The new Internet2 network was largely completed in late August, and its operators this week made it possible for researchers to temporarily grab an entire 10Gbps chunk for specific applications, so that they do not slow down normal Internet operations.
"It's now possible for a single computer to have a 10gigabit connection and we needed to have a way of making sure that those kinds of demanding applications could be served at the same time as all the normal uses," said Mr Doug Van Houweling, Internet2's chief executive.

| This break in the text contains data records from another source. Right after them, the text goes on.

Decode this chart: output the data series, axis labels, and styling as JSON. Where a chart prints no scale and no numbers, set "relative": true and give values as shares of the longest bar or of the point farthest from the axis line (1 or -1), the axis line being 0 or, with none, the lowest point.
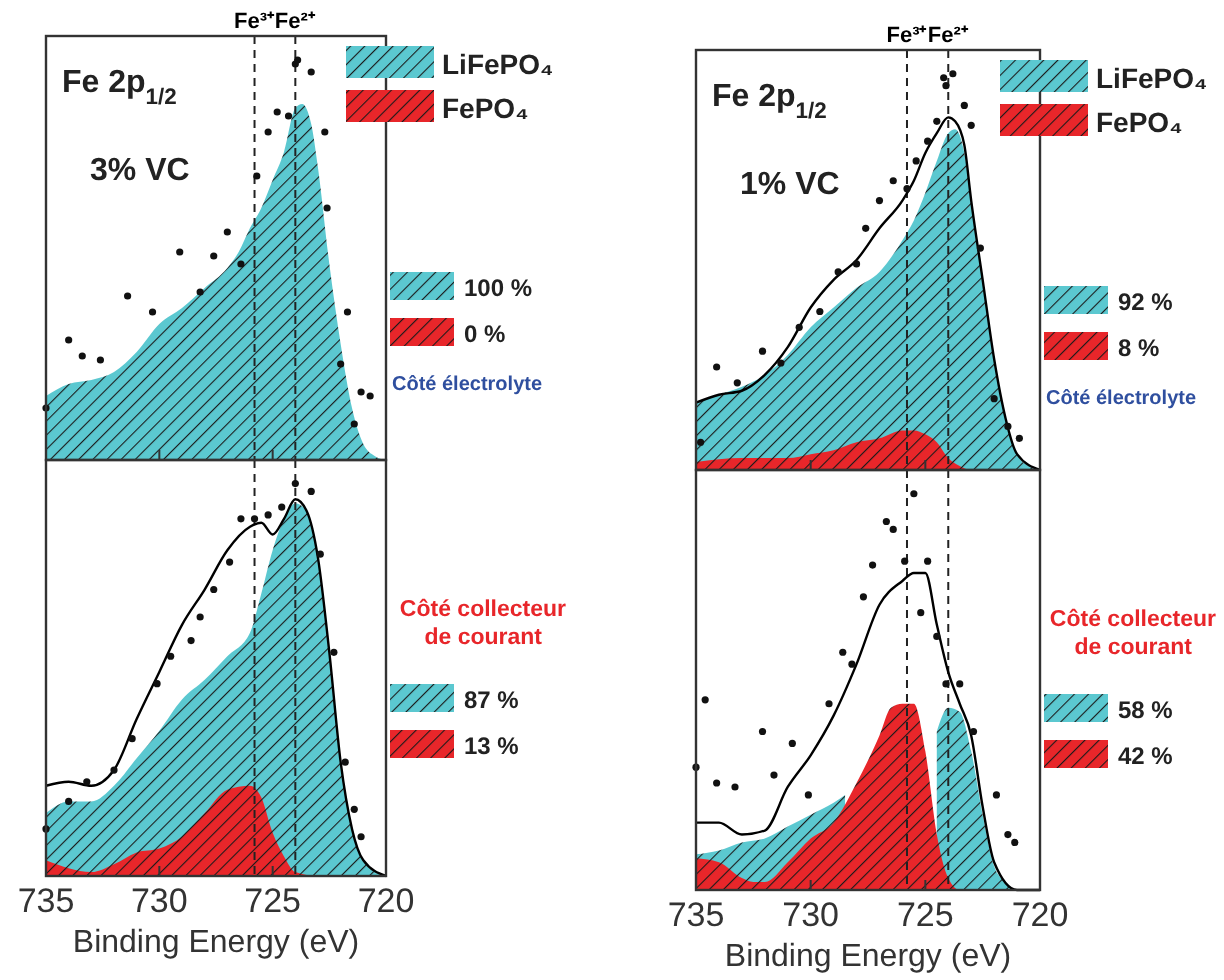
{
  "chart_data": [
    {
      "type": "area",
      "title": "Fe 2p$_{1/2}$",
      "relative": true,
      "xlim": [
        735,
        720
      ],
      "xticks": [
        735,
        730,
        725,
        720
      ],
      "tick_labels": false,
      "legend": "top right",
      "annotations": [
        "3% VC",
        "100 %",
        "0 %",
        "Côté électrolyte"
      ],
      "ref_lines": [
        {
          "axis": "x",
          "value": 725.8,
          "label": "Fe³⁺",
          "line_style": "dashed",
          "color": "#222222"
        },
        {
          "axis": "x",
          "value": 724,
          "label": "Fe²⁺",
          "line_style": "dashed",
          "color": "#222222"
        }
      ],
      "series": [
        {
          "name": "LiFePO₄",
          "color": "#5bc8d0",
          "x": [
            735,
            734,
            733,
            732,
            731,
            730,
            729,
            728,
            727,
            726.5,
            726,
            725.5,
            725,
            724.5,
            724,
            723.7,
            723.3,
            723,
            722.5,
            722,
            721.5,
            721,
            720.5,
            720
          ],
          "values": [
            0.16,
            0.19,
            0.2,
            0.22,
            0.27,
            0.34,
            0.38,
            0.43,
            0.48,
            0.52,
            0.58,
            0.63,
            0.7,
            0.77,
            0.88,
            0.89,
            0.84,
            0.73,
            0.49,
            0.29,
            0.13,
            0.04,
            0.01,
            0
          ]
        },
        {
          "name": "FePO₄",
          "color": "#e8262a"
        },
        {
          "type": "scatter",
          "marker": "circle",
          "color": "#111111",
          "x": [
            735,
            734,
            733.4,
            732.6,
            731.4,
            730.3,
            729.1,
            728.2,
            727.6,
            727,
            726.4,
            725.7,
            725.2,
            724.8,
            724.3,
            724,
            723.9,
            723.3,
            722.7,
            722.6,
            721.7,
            722,
            721.1,
            720.7,
            721.4
          ],
          "values": [
            0.13,
            0.3,
            0.26,
            0.25,
            0.41,
            0.37,
            0.52,
            0.42,
            0.51,
            0.57,
            0.49,
            0.71,
            0.82,
            0.87,
            0.86,
            0.99,
            1,
            0.97,
            0.82,
            0.63,
            0.37,
            0.24,
            0.17,
            0.16,
            0.09
          ]
        }
      ]
    },
    {
      "type": "area",
      "xlabel": "Binding Energy (eV)",
      "relative": true,
      "xlim": [
        735,
        720
      ],
      "xticks": [
        735,
        730,
        725,
        720
      ],
      "tick_labels": "x",
      "annotations": [
        "87 %",
        "13 %",
        "Côté collecteur de courant"
      ],
      "ref_lines": [
        {
          "axis": "x",
          "value": 725.8,
          "line_style": "dashed",
          "color": "#222222"
        },
        {
          "axis": "x",
          "value": 724,
          "line_style": "dashed",
          "color": "#222222"
        }
      ],
      "series": [
        {
          "color": "#5bc8d0",
          "x": [
            735,
            734,
            733,
            732,
            731,
            730,
            729,
            728,
            727,
            726,
            725.5,
            725,
            724.5,
            724,
            723.5,
            723,
            722.5,
            722,
            721.5,
            721,
            720.5,
            720
          ],
          "values": [
            0.16,
            0.19,
            0.19,
            0.23,
            0.3,
            0.37,
            0.45,
            0.5,
            0.56,
            0.62,
            0.72,
            0.83,
            0.91,
            0.95,
            0.93,
            0.81,
            0.57,
            0.29,
            0.12,
            0.04,
            0.01,
            0
          ]
        },
        {
          "color": "#e8262a",
          "x": [
            735,
            734,
            733,
            732,
            731,
            730,
            729,
            728,
            727,
            726,
            725.5,
            725,
            724.5,
            724,
            723,
            720
          ],
          "values": [
            0.04,
            0.02,
            0.01,
            0.03,
            0.06,
            0.07,
            0.1,
            0.16,
            0.22,
            0.23,
            0.2,
            0.11,
            0.05,
            0.01,
            0,
            0
          ]
        },
        {
          "type": "line",
          "color": "#000000",
          "x": [
            735,
            734,
            733,
            732,
            731,
            730,
            729,
            728,
            727,
            726,
            725.5,
            725,
            724.5,
            724,
            723.5,
            723,
            722.5,
            722,
            721.5,
            721,
            720
          ],
          "values": [
            0.23,
            0.24,
            0.23,
            0.27,
            0.4,
            0.52,
            0.64,
            0.73,
            0.83,
            0.89,
            0.9,
            0.87,
            0.91,
            0.96,
            0.93,
            0.81,
            0.57,
            0.29,
            0.12,
            0.04,
            0
          ]
        },
        {
          "type": "scatter",
          "marker": "circle",
          "color": "#111111",
          "x": [
            735,
            734,
            733.2,
            732,
            731.2,
            730.1,
            729.5,
            728.6,
            728.2,
            727.6,
            726.9,
            726.4,
            725.8,
            725.2,
            724.6,
            724,
            723.3,
            722.9,
            722.3,
            721.8,
            721.4,
            721.1
          ],
          "values": [
            0.12,
            0.19,
            0.24,
            0.27,
            0.35,
            0.49,
            0.56,
            0.6,
            0.66,
            0.73,
            0.8,
            0.91,
            0.91,
            0.92,
            0.94,
            1,
            0.98,
            0.82,
            0.57,
            0.29,
            0.17,
            0.1
          ]
        }
      ]
    },
    {
      "type": "area",
      "title": "Fe 2p$_{1/2}$",
      "relative": true,
      "xlim": [
        735,
        720
      ],
      "xticks": [
        735,
        730,
        725,
        720
      ],
      "tick_labels": false,
      "legend": "top right",
      "annotations": [
        "1% VC",
        "92 %",
        "8 %",
        "Côté électrolyte"
      ],
      "ref_lines": [
        {
          "axis": "x",
          "value": 725.8,
          "label": "Fe³⁺",
          "line_style": "dashed",
          "color": "#222222"
        },
        {
          "axis": "x",
          "value": 724,
          "label": "Fe²⁺",
          "line_style": "dashed",
          "color": "#222222"
        }
      ],
      "series": [
        {
          "name": "LiFePO₄",
          "color": "#5bc8d0",
          "x": [
            735,
            734,
            733,
            732,
            731,
            730,
            729,
            728,
            727,
            726,
            725.5,
            725,
            724.5,
            724,
            723.7,
            723.3,
            723,
            722.5,
            722,
            721.5,
            721,
            720.5,
            720
          ],
          "values": [
            0.17,
            0.19,
            0.21,
            0.24,
            0.29,
            0.36,
            0.41,
            0.46,
            0.5,
            0.58,
            0.63,
            0.7,
            0.78,
            0.85,
            0.86,
            0.8,
            0.68,
            0.48,
            0.28,
            0.13,
            0.04,
            0.01,
            0
          ]
        },
        {
          "name": "FePO₄",
          "color": "#e8262a",
          "x": [
            735,
            733,
            731,
            730,
            729,
            728,
            727,
            726,
            725.5,
            725,
            724.5,
            724,
            723.5,
            723,
            720
          ],
          "values": [
            0.02,
            0.03,
            0.03,
            0.04,
            0.05,
            0.07,
            0.08,
            0.1,
            0.1,
            0.09,
            0.07,
            0.03,
            0.01,
            0,
            0
          ]
        },
        {
          "type": "line",
          "color": "#000000",
          "x": [
            735,
            734,
            733,
            732,
            731,
            730,
            729,
            728,
            727,
            726,
            725.5,
            725,
            724.5,
            724,
            723.7,
            723.3,
            723,
            722.5,
            722,
            721.5,
            721,
            720
          ],
          "values": [
            0.17,
            0.19,
            0.2,
            0.24,
            0.31,
            0.41,
            0.48,
            0.53,
            0.61,
            0.68,
            0.73,
            0.8,
            0.85,
            0.89,
            0.88,
            0.82,
            0.68,
            0.48,
            0.28,
            0.13,
            0.04,
            0
          ]
        },
        {
          "type": "scatter",
          "marker": "circle",
          "color": "#111111",
          "x": [
            734.8,
            734.1,
            733.2,
            732.1,
            731.3,
            730.5,
            729.6,
            728.8,
            728,
            727.6,
            727,
            726.4,
            725.8,
            725.4,
            724.9,
            724.5,
            724.2,
            724.1,
            723.8,
            723.3,
            723,
            722.6,
            722,
            721.4,
            720.9
          ],
          "values": [
            0.07,
            0.26,
            0.22,
            0.3,
            0.27,
            0.36,
            0.4,
            0.5,
            0.52,
            0.61,
            0.68,
            0.73,
            0.71,
            0.78,
            0.83,
            0.88,
            0.99,
            0.97,
            1,
            0.92,
            0.87,
            0.56,
            0.18,
            0.11,
            0.08
          ]
        }
      ]
    },
    {
      "type": "area",
      "xlabel": "Binding Energy (eV)",
      "relative": true,
      "xlim": [
        735,
        720
      ],
      "xticks": [
        735,
        730,
        725,
        720
      ],
      "tick_labels": "x",
      "annotations": [
        "58 %",
        "42 %",
        "Côté collecteur de courant"
      ],
      "ref_lines": [
        {
          "axis": "x",
          "value": 725.8,
          "line_style": "dashed",
          "color": "#222222"
        },
        {
          "axis": "x",
          "value": 724,
          "line_style": "dashed",
          "color": "#222222"
        }
      ],
      "series": [
        {
          "color": "#5bc8d0",
          "x": [
            735,
            734,
            733,
            732,
            731,
            730,
            729,
            728.5,
            728,
            724.9,
            724.5,
            724,
            723.5,
            723,
            722.5,
            722,
            721.5,
            721,
            720
          ],
          "values": [
            0.09,
            0.1,
            0.12,
            0.13,
            0.16,
            0.19,
            0.22,
            0.24,
            null,
            null,
            0.4,
            0.46,
            0.45,
            0.35,
            0.19,
            0.06,
            0.02,
            0,
            0
          ]
        },
        {
          "color": "#e8262a",
          "x": [
            735,
            734,
            733,
            732.5,
            732,
            731,
            730,
            729,
            728,
            727,
            726.5,
            726,
            725.5,
            725,
            724.5,
            724,
            723.5,
            720
          ],
          "values": [
            0.08,
            0.07,
            0.03,
            0.02,
            0.02,
            0.07,
            0.13,
            0.17,
            0.27,
            0.39,
            0.46,
            0.47,
            0.47,
            0.35,
            0.14,
            0.03,
            0,
            0
          ]
        },
        {
          "type": "line",
          "color": "#000000",
          "x": [
            735,
            734,
            733,
            732,
            731,
            730,
            729,
            728,
            727,
            726,
            725.5,
            725,
            724.5,
            724,
            723.5,
            723,
            722.5,
            722,
            721,
            720
          ],
          "values": [
            0.17,
            0.17,
            0.14,
            0.15,
            0.26,
            0.34,
            0.44,
            0.57,
            0.72,
            0.78,
            0.8,
            0.8,
            0.67,
            0.55,
            0.47,
            0.39,
            0.21,
            0.07,
            0,
            0
          ]
        },
        {
          "type": "scatter",
          "marker": "circle",
          "color": "#111111",
          "x": [
            735,
            734.6,
            734.1,
            733.3,
            732.1,
            731.6,
            730.8,
            730.1,
            729.2,
            728.6,
            728.2,
            727.7,
            727.3,
            726.7,
            726.4,
            725.9,
            725.5,
            725.2,
            724.9,
            724.5,
            724.1,
            723.5,
            722.9,
            721.9,
            721.4,
            721.1
          ],
          "values": [
            0.31,
            0.48,
            0.27,
            0.26,
            0.4,
            0.29,
            0.37,
            0.24,
            0.47,
            0.6,
            0.57,
            0.74,
            0.82,
            0.93,
            0.91,
            0.83,
            1,
            0.7,
            0.83,
            0.64,
            0.52,
            0.52,
            0.4,
            0.24,
            0.14,
            0.12
          ]
        }
      ]
    }
  ]
}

The Internet 2 network, run by level 3 communications, parallels the regular Internet to let universities, corporations, and researchers share large amounts of information in real time. An institution typically has one 10Gbps connection to the 100Gbps Internet 2 backbone for normal Internet usage, along with a second 10Gbps connection it can tap on demand for specific needs, Mr Van Houweling said.
Physicist will likely be among the first to use that on-demand capability, Mr Van Houweling said, when the US$1.8Billion (S$2.7 billion) Large Hadron Collider (LHC) at the European Organization for Nuclear Research begins operations, now scheduled for next May.
"There wil be thousands of physicists who will all need to access the data coming out of the LHC," he said.
Internet 2 is already planning future expansion. By adding certain equipment, Mr Van Houweling said, the network can easily boost capacity another fourfold to 400Gbps - something likely to begin in 12 to 18 months.